Efeito'telefone sem fio' reduz impacto de marcas na web

Mensagens de empresas são consideradas inúteis pelo consumidor em 96% dos casos, afirma especialista em comunicação na internet

FERNANDO SCHELLER , ENVIADO ESPECIAL / CANNES, O Estado de S.Paulo

14 de junho de 2014 | 02h05

O uso de mídias sociais pelas marcas é uma tendência sem volta no mundo da publicidade, mas a eficácia desta interação foi questionada ontem pelo presidente da Attention, Curtis Hougland, agência que trabalha apenas neste setor. Segundo o especialista, as mensagens disseminadas em redes sociais são consideradas inúteis pelos receptores em 96% dos casos.

Em palestra durante o evento Lions Health, evento prévio ao Cannes Lions - Festival Internacional de Criatividade dedicado ao setor de saúde e medicamentos, Hougland afirmou que o motivo é um só: as empresas usam Twitter, Facebook e outros sites para falar delas mesmas, e não para manter um real diálogo com o cliente. O Estado é o representante oficial de Cannes Lions no País.

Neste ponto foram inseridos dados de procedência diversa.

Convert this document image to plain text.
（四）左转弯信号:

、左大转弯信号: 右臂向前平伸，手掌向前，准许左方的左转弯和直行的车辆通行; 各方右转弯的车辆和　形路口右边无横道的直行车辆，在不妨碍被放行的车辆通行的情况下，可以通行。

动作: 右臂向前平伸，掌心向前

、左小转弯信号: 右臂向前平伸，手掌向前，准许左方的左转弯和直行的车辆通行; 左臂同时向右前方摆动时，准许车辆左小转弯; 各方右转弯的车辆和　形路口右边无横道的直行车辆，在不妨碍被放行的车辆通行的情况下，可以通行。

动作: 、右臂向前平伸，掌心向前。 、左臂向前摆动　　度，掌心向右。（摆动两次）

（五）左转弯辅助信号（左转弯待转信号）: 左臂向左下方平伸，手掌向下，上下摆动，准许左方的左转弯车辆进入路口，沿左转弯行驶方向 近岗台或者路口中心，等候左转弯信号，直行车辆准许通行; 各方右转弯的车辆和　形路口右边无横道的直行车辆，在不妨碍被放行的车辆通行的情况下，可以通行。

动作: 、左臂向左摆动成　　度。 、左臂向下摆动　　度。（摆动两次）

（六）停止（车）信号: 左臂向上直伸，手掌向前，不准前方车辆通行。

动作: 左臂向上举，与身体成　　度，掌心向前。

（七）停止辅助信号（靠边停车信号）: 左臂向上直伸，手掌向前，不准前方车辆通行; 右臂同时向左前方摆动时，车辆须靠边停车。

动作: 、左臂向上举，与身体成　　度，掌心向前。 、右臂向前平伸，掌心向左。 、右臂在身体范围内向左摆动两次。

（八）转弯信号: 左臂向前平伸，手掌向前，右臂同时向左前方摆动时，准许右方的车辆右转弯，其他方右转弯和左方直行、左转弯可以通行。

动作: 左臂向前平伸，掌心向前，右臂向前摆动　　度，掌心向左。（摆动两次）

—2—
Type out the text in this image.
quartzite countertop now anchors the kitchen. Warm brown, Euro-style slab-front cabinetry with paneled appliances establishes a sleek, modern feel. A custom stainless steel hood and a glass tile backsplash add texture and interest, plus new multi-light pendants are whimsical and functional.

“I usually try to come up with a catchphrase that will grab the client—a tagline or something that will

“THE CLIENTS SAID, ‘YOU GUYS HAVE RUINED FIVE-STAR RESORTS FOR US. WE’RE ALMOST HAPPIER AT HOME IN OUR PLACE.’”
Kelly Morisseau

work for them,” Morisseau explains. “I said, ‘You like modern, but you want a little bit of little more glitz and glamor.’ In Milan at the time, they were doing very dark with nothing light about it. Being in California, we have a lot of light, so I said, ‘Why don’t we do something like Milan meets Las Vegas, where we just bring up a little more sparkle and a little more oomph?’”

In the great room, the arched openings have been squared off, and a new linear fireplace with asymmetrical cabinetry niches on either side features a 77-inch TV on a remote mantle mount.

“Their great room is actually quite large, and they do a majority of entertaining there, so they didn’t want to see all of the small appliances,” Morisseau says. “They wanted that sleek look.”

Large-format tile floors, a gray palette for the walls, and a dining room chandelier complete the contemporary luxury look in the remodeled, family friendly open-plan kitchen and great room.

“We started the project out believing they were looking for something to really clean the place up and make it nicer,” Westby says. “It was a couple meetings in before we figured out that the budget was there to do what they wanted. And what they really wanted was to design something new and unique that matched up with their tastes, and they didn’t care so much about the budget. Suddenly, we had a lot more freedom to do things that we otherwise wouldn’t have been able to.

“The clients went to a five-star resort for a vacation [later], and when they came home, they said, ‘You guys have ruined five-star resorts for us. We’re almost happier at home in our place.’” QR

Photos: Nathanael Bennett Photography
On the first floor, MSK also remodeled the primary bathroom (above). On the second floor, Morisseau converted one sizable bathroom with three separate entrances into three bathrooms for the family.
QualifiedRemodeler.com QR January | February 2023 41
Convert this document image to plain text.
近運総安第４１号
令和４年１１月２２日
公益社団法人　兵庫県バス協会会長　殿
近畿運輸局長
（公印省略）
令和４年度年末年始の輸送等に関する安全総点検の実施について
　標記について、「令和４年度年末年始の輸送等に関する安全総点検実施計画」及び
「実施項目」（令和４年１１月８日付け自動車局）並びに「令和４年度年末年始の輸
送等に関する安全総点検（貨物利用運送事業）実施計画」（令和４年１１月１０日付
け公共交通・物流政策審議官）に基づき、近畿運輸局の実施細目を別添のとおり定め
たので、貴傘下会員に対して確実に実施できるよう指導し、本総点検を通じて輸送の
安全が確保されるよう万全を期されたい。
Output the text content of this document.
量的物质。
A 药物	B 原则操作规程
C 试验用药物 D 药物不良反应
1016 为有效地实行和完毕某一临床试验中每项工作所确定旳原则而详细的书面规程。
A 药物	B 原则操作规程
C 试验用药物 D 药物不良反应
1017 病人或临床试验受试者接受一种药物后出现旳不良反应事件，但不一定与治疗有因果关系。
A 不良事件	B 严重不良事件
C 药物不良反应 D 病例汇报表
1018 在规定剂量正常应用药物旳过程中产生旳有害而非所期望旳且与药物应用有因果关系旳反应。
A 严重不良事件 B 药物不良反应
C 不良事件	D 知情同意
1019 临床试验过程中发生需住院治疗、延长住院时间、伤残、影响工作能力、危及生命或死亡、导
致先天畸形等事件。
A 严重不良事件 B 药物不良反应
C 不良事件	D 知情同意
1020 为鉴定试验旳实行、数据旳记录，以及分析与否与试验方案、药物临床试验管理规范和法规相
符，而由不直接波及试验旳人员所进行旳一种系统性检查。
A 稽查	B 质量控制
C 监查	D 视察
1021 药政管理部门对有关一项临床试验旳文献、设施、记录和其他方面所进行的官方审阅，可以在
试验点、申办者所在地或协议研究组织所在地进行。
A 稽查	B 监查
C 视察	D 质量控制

Além disso, a maioria das pessoas está muito mais interessada no que seus amigos têm a dizer, e não em ouvir discursos das marcas. "Nas redes sociais, 94% do conteúdo compartilhado vêm dos consumidores, e não das companhias. Neste espaço, as empresas estão em desvantagem", afirma.

Outra questão que não é levada em conta pelas empresas é que, no mundo online, a atenção do consumidor está cada vez mais dispersa. Ou seja: as pessoas "saltam" de um site para outro - redes sociais, páginas de empresas e blogs, por exemplo - e passam cada vez menos tempo em cada um deles. Neste processo, o potencial cliente vai trocando ideias com amigos na web, o que aumenta a chance de a mensagem original ser deturpada.

Telefone sem fio. É o que Hougland chama de efeito "telefone sem fio". À medida em que a mensagem é compartilhada, os detalhes originais se perdem e esse repasse de conteúdo pode mudar completamente o sentido original. "Depois de três compartilhamentos, mais de 50% do sentido de uma campanha se perde", diz o presidente da Attention. "Isso quer dizer que os marqueteiros estão falando uma coisa e o cliente está ouvindo outra."

O especialista diz que, à medida que as recomendações de amigos na internet se tornam mais importantes no momento da compra, ter uma marca conhecida significa cada vez menos. "Como a minha comunidade de amigos é mais relevante do que qualquer marca, o mais importante é a propaganda boca a boca", diz ele. Desta forma, atualmente, uma marca pouco conhecida pode se tornar famosa em pouco tempo se muitas pessoas passarem a recomendá-la.

O segredo do uso das redes sociais, segundo Hougland, está na correta identificação das perguntas que os consumidores estão fazendo. Hoje, diz o especialista, há cerca de US$ 1 bilhão em vendas a serem feitas a partir das questões que as pessoas fazem sobre diabetes na internet. "O Google hoje é o ponto inicial de todas as descobertas. Por isso, os websites oficiais hoje são menos importantes. A partir do Google, o cliente segue para fóruns, blogs, sites e até para o YouTube, para ver imagens relativas às suas dúvidas", explica.